When he arrived in Melbourne, Woolner had stayed with Dr Godfrey Howitt, a doctor of medicine, and his wife Phoebe. Howitt’s passion for the flora and fauna of the Victorian region earned him a reputation as a botanist and entomologist. He owned land in the centre of the city and was associated with Melbourne Hospital. He was able to introduce Woolner to Melbourne society, bringing him in contact with Lieutenant Governor Charles Joseph La Trobe (1801-1875), administrator of the newly formed colony of Victoria and Woolner’s major patron during his time in Australia.

La Trobe had begun his colonial career in the West Indies in 1837. Within two years he was appointed superintendent of the Port Phillip District, then under the jurisdiction of the Governor of NSW, George Gipps.
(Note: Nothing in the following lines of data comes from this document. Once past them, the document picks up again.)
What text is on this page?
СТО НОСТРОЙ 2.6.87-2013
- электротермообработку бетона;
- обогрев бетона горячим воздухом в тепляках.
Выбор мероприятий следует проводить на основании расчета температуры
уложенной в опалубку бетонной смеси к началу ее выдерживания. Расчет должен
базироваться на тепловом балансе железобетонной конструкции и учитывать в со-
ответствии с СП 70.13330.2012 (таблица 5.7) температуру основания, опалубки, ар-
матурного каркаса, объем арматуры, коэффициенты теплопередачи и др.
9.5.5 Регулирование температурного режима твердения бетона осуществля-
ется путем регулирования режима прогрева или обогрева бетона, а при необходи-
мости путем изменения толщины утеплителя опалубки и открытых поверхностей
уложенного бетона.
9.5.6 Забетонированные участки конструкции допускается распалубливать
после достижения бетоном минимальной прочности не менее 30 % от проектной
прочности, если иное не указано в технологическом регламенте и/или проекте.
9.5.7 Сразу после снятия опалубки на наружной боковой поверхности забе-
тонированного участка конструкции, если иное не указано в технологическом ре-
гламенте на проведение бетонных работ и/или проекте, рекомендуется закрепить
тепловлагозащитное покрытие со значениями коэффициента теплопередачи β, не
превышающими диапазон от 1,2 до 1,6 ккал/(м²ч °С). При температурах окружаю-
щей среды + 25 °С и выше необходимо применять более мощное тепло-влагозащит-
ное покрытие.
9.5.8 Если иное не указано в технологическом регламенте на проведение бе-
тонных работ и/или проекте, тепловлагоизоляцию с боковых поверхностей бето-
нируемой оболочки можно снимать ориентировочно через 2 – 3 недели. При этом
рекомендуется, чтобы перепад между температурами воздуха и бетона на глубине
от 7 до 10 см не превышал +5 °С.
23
In 1850, Victoria became a colony and La Trobe was appointed its lieutenant-governor. He was not trained as an administrator and what skills he possessed were strained to the limit when gold was discovered a year later and the quiet backwater changed into an anarchic gold rush town virtually over night. It was an astonishing transformation: Melbourne had a population of 2,000 when La Trobe took up his post in 1839 and was the world’s richest city with 76,560 residents when he resigned in 1854. The son of a Moravian missionary, La Trobe was a social visionary who believed in the transformative power of education. In 1853 he set out, with Redmond Barry, to found a university and a free public library in the infant colony. He established the Botanic Gardens in 1854 and provided key support for other cultural projects such as the Mechanics’ Institute, the Melbourne Philharmonic Society and the Philosophical Society.

La Trobe’s patronage ensured that other commissions followed andWoolner made likenesses of Admiral Philip Parker King, Captain Cole, Governor-General Sir Charles Fitzroy, James Martin, William and James Macarthur and William Wentworth among others. Woolner repaid the debt to Dr Howitt with portraits of him and his wife, as well as Miss Edith Howitt and Charley Howitt, their children. In fact Woolner’s closeness to the family was such that he became engaged to Edith. However, the engagement broke down and Woolner left for England in July 1854, intending to return only if a promised commission for a full length statue of William Wentworth proceeded.

In all Woolner sculpted 24 portrait medallions during his two year stay in Australia, a sustained creative effort that has ensured his place in Australian history. But there is a postscript. In 1854 Woolner had met with Henry Parkes. The two maintained a correspondence and Parkes visited the artist in Britain in 1861 and 1882. Parkes assisted Woolner in securing the 1874 commission for the monumental bronze statue of James Cook that was erected in Hyde Park, Sydney as well as bids for other commissions of Sir James Martin and Sir Charles Cowper which never eventuated.